After playing matches for AGF's reserve team in the Denmark Series, Beck Andersen made his debut for the first team on 18 August 2007, in an away match against Brøndby in the Danish Superliga, which ended with a 1–0 victory for AGF. In November 2007, Beck Andersen signed a contract, marking his promotion to the first team. Initially, the contract lasted for six months, reflecting the club's cautious approach towards committing to a long-term deal for the 19-year-old striker, contingent upon meeting expectations. After the initial six months, AGF offered him a new contract, this time as a full-time professional. Despite having only played a single Superliga match during that period, the new contract spanned a year.

Twice within half a year, AGF informed Beck Andersen that the club no longer desired his services and would not invest further in him. Beck Andersen, along with three other players who received similar messages, continued training with the club. However, two of them later departed, leaving Beck Andersen behind. Despite being told he could find a new club, Beck Andersen remained with AGF until the club announced the termination of their collaboration in June 2009. Despite not having a contract, he was allowed to train with AGF until he secured a new club. Subsequently, the 21-year-old Beck Andersen sought opportunities in Belgium to pursue his football career. However, he failed to secure any contracts with Belgian clubs.

===Skive===
On 31 July 2009, Beck Andersen signed a two-year contract with Skive. Prior to this, he had been training with the club and showcasing his skills in friendly matches, impressing them enough to secure a role aimed at replacing Lasse Ankjær.
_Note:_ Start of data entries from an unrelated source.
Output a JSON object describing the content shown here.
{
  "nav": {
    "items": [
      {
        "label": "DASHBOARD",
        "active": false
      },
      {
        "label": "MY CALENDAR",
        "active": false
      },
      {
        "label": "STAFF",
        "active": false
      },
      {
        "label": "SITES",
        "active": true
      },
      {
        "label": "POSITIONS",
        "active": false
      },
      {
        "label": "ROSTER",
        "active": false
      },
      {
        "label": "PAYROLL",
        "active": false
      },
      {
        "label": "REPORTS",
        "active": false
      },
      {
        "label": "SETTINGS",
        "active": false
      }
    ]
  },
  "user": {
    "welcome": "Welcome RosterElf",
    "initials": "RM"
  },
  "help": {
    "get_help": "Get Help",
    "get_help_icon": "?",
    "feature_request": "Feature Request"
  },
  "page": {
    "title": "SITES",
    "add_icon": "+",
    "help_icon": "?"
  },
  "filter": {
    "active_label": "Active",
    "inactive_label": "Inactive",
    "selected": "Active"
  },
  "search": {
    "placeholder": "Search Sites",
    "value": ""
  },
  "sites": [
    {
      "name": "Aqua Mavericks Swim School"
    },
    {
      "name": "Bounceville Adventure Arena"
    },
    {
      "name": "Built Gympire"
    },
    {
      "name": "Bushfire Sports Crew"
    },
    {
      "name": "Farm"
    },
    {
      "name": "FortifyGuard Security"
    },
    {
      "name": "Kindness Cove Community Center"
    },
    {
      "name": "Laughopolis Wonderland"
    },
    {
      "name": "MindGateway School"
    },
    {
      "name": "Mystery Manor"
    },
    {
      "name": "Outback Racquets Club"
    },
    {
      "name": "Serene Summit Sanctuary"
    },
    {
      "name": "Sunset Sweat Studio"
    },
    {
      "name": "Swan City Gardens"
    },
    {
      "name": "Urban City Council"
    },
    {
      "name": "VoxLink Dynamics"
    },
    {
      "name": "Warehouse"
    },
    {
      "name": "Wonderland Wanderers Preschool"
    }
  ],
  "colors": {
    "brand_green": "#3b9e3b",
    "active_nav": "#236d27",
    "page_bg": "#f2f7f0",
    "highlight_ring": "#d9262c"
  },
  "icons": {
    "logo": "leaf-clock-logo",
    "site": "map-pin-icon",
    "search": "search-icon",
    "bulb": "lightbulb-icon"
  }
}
On 20 March 2013, Beck Andersen extended his contract with Skive until 2015, marking his transition to full-time professionalism. In May 2013, as Skive's leading goal scorer, Beck Andersen, expressed his intention to depart from the club. Despite his impressive tally of 18 goals during the season, Skive faced relegation to the third-tier Danish 2nd Division. He made a total of 103 league appearances for Skive during his four seasons at the club, during which he scored 35 league goals.

==Style of play==
Beck Andersen, a striker, gained respect for his adept hold-up play, heading ability, and aggressive style of play while coming through the ranks of AGF.